Yeniden doğmaya benziyor biraz, sanırım. Ama alelade bir doğum değil -bir metamorfoz. Ancak küllerden doğan, bir anka değil bu sefer, daha çirkin bir mahluk: şekli bozulmuş, uçmaktan âciz, yırtıp deşmek için pençelerini kullanan bir yırtıcı."
"Sevgi, koşullu değildir," demişti Ruth. "Birini memnun edeceksin diye her seferinde başarısız olduğun halde sürekli çemberden atlamaya çabalamanın sevgiyle bir ilgisi yoktur. Birinden korkuyorsan onu sevemezsin Mariana. Kulak vermesi zor biliyorum. Bu bir nevi körlüktür - ama uyanıp bunu net bir şekilde görmezsen tüm ömrün boyunca varlığını kokuyacak, kendinin yanı sıra başkalarını da nasıl gördüğünü etkileyecektir."
"Nasıl yapıyor bunu?

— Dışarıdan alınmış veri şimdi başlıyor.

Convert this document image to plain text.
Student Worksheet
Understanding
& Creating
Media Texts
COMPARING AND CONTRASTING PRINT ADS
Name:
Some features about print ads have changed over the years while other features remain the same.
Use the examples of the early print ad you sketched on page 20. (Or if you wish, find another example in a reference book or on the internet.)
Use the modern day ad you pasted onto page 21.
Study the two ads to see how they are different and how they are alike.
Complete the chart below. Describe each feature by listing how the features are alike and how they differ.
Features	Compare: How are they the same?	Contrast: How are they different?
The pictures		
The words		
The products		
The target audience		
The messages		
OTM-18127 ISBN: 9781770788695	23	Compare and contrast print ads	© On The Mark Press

Onları açık havada öldürüp kanlar içinde ortadan kayboluyor; hem de ardında hiçbir tanık, cinayet silahı, fark edilir tek bir kanıt bırakmadan... hiçbir iz bırakmadan."
"Sadece cehennemden bir manzara bırakıyor," dedi Kuba.

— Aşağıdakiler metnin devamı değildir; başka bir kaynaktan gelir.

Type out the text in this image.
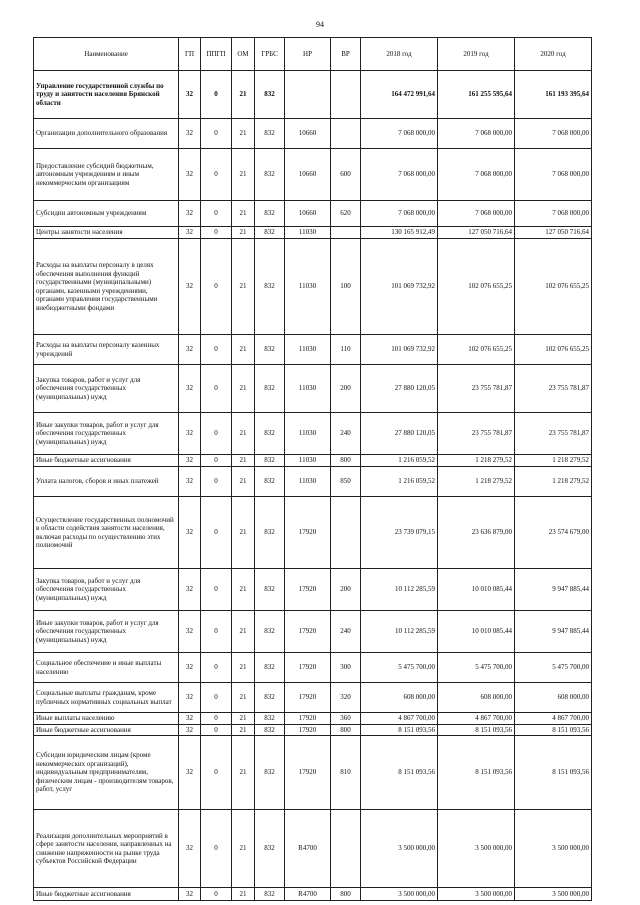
94
Наименование	ГП	ППГП	ОМ	ГРБС	НР	ВР	2018 год	2019 год	2020 год
Управление государственной службы по труду и занятости населения Брянской области	32	0	21	832			164 472 991,64	161 255 595,64	161 193 395,64
Организации дополнительного образования	32	0	21	832	10660		7 068 000,00	7 068 000,00	7 068 000,00
Предоставление субсидий бюджетным, автономным учреждениям и иным некоммерческим организациям	32	0	21	832	10660	600	7 068 000,00	7 068 000,00	7 068 000,00
Субсидии автономным учреждениям	32	0	21	832	10660	620	7 068 000,00	7 068 000,00	7 068 000,00
Центры занятости населения	32	0	21	832	11030		130 165 912,49	127 050 716,64	127 050 716,64
Расходы на выплаты персоналу в целях обеспечения выполнения функций государственными (муниципальными) органами, казенными учреждениями, органами управления государственными внебюджетными фондами	32	0	21	832	11030	100	101 069 732,92	102 076 655,25	102 076 655,25
Расходы на выплаты персоналу казенных учреждений	32	0	21	832	11030	110	101 069 732,92	102 076 655,25	102 076 655,25
Закупка товаров, работ и услуг для обеспечения государственных (муниципальных) нужд	32	0	21	832	11030	200	27 880 120,05	23 755 781,87	23 755 781,87
Иные закупки товаров, работ и услуг для обеспечения государственных (муниципальных) нужд	32	0	21	832	11030	240	27 880 120,05	23 755 781,87	23 755 781,87
Иные бюджетные ассигнования	32	0	21	832	11030	800	1 216 059,52	1 218 279,52	1 218 279,52
Уплата налогов, сборов и иных платежей	32	0	21	832	11030	850	1 216 059,52	1 218 279,52	1 218 279,52
Осуществление государственных полномочий в области содействия занятости населения, включая расходы по осуществлению этих полномочий	32	0	21	832	17920		23 739 079,15	23 636 879,00	23 574 679,00
Закупка товаров, работ и услуг для обеспечения государственных (муниципальных) нужд	32	0	21	832	17920	200	10 112 285,59	10 010 085,44	9 947 885,44
Иные закупки товаров, работ и услуг для обеспечения государственных (муниципальных) нужд	32	0	21	832	17920	240	10 112 285,59	10 010 085,44	9 947 885,44
Социальное обеспечение и иные выплаты населению	32	0	21	832	17920	300	5 475 700,00	5 475 700,00	5 475 700,00
Социальные выплаты гражданам, кроме публичных нормативных социальных выплат	32	0	21	832	17920	320	608 000,00	608 000,00	608 000,00
Иные выплаты населению	32	0	21	832	17920	360	4 867 700,00	4 867 700,00	4 867 700,00
Иные бюджетные ассигнования	32	0	21	832	17920	800	8 151 093,56	8 151 093,56	8 151 093,56
Субсидии юридическим лицам (кроме некоммерческих организаций), индивидуальным предпринимателям, физическим лицам - производителям товаров, работ, услуг	32	0	21	832	17920	810	8 151 093,56	8 151 093,56	8 151 093,56
Реализация дополнительных мероприятий в сфере занятости населения, направленных на снижение напряженности на рынке труда субъектов Российской Федерации	32	0	21	832	R4700		3 500 000,00	3 500 000,00	3 500 000,00
Иные бюджетные ассигнования	32	0	21	832	R4700	800	3 500 000,00	3 500 000,00	3 500 000,00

"Mariana bir dedektif olmayabilirdi ama bir terapistti ve dinlemeyi bilirdi. Sadece söylenenleri değil, aynı zamanda söylenmeyen her şeyi, söylenmeyen tüm sözcükleri - yalanları, kaçışları, yansıtmaları, aktarımları, iki kişi arasında meydana gelen ve özel bir kulak gerektiren diğer psikolojik olguları."
"Ne gelirse gelsin başıma;
Yastayken bile hissederim;
Sevip kaybetmeyi yeğlerim
Asla sevmemeye kıyasla..."
"Hayatı kitaptan okumak, insanı ona kesinlikle hazırlamıyordu. Bunu zor yoldan öğrenmişti."

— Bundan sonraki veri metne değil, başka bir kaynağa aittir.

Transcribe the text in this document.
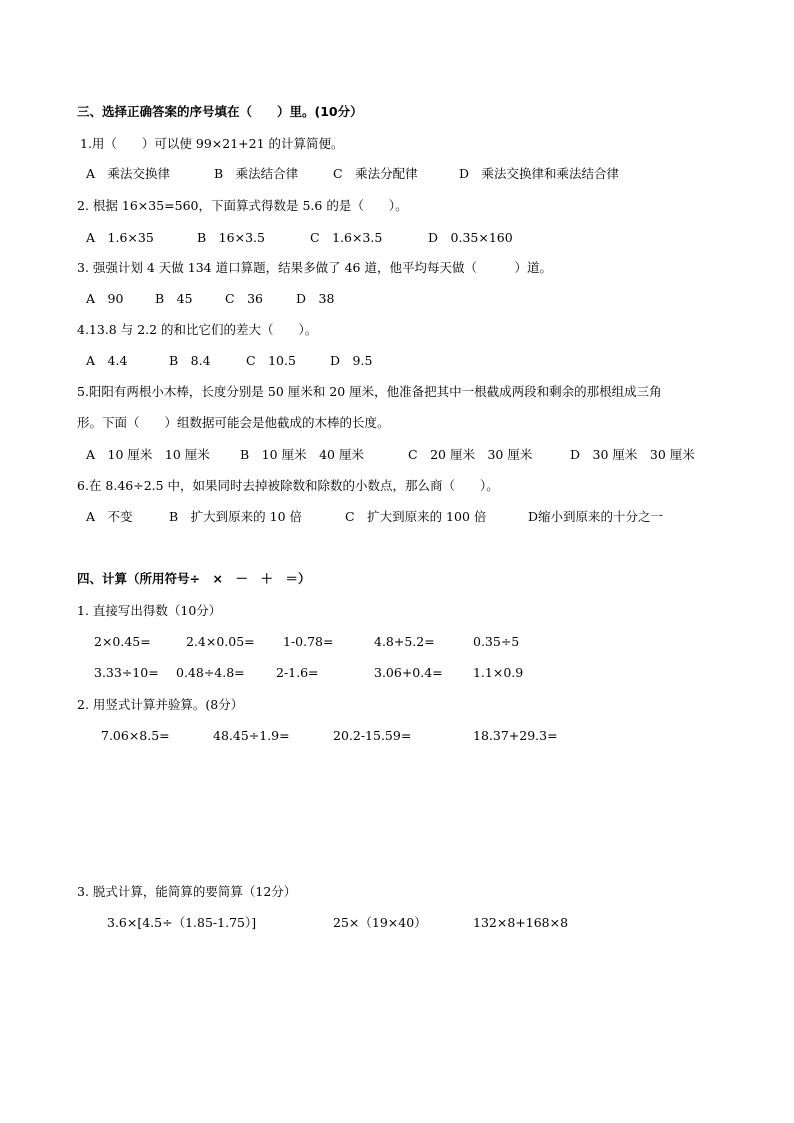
三、选择正确答案的序号填在（　　）里。(10分）
1.用（　　）可以使 99×21+21 的计算简便。
A　乘法交换律	B　乘法结合律	C　乘法分配律	D　乘法交换律和乘法结合律
2. 根据 16×35=560，下面算式得数是 5.6 的是（　　）。
A　1.6×35	B　16×3.5	C　1.6×3.5	D　0.35×160
3. 强强计划 4 天做 134 道口算题，结果多做了 46 道，他平均每天做（　　　）道。
A　90	B　45	C　36	D　38
4.13.8 与 2.2 的和比它们的差大（　　）。
A　4.4	B　8.4	C　10.5	D　9.5
5.阳阳有两根小木棒，长度分别是 50 厘米和 20 厘米，他准备把其中一根截成两段和剩余的那根组成三角
形。下面（　　）组数据可能会是他截成的木棒的长度。
A　10 厘米　10 厘米 B　10 厘米　40 厘米	C　20 厘米　30 厘米	D　30 厘米　30 厘米
6.在 8.46÷2.5 中，如果同时去掉被除数和除数的小数点，那么商（　　）。
A　不变	B　扩大到原来的 10 倍	C　扩大到原来的 100 倍	D缩小到原来的十分之一
四、计算（所用符号÷　×　－　＋　＝）
1. 直接写出得数（10分）
2×0.45=	2.4×0.05= 1-0.78=	4.8+5.2=	0.35÷5
3.33÷10= 0.48÷4.8=	2-1.6=	3.06+0.4= 1.1×0.9
2. 用竖式计算并验算。(8分）
7.06×8.5=	48.45÷1.9=	20.2-15.59=	18.37+29.3=
3. 脱式计算，能简算的要简算（12分）
3.6×[4.5÷（1.85-1.75）]	25×（19×40）	132×8+168×8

"Bizler, gözler üstümüzde doğarız ve ebeveynlerimizin ifadeleri, onların göz aynasında gördüklerimiz kendimizi nasıl gördüğümüzü belirler."
"Keşke eşyasıyla yapmaya çalıştığı gibi ona duyduğu aşkı da bir kutuya kaldırabilseydi. Ne acınası bir manzaraydı: Bir adamın hayatı, kermeste satılacak istenmeyen eşya koleksiyonuna indirgenmişti."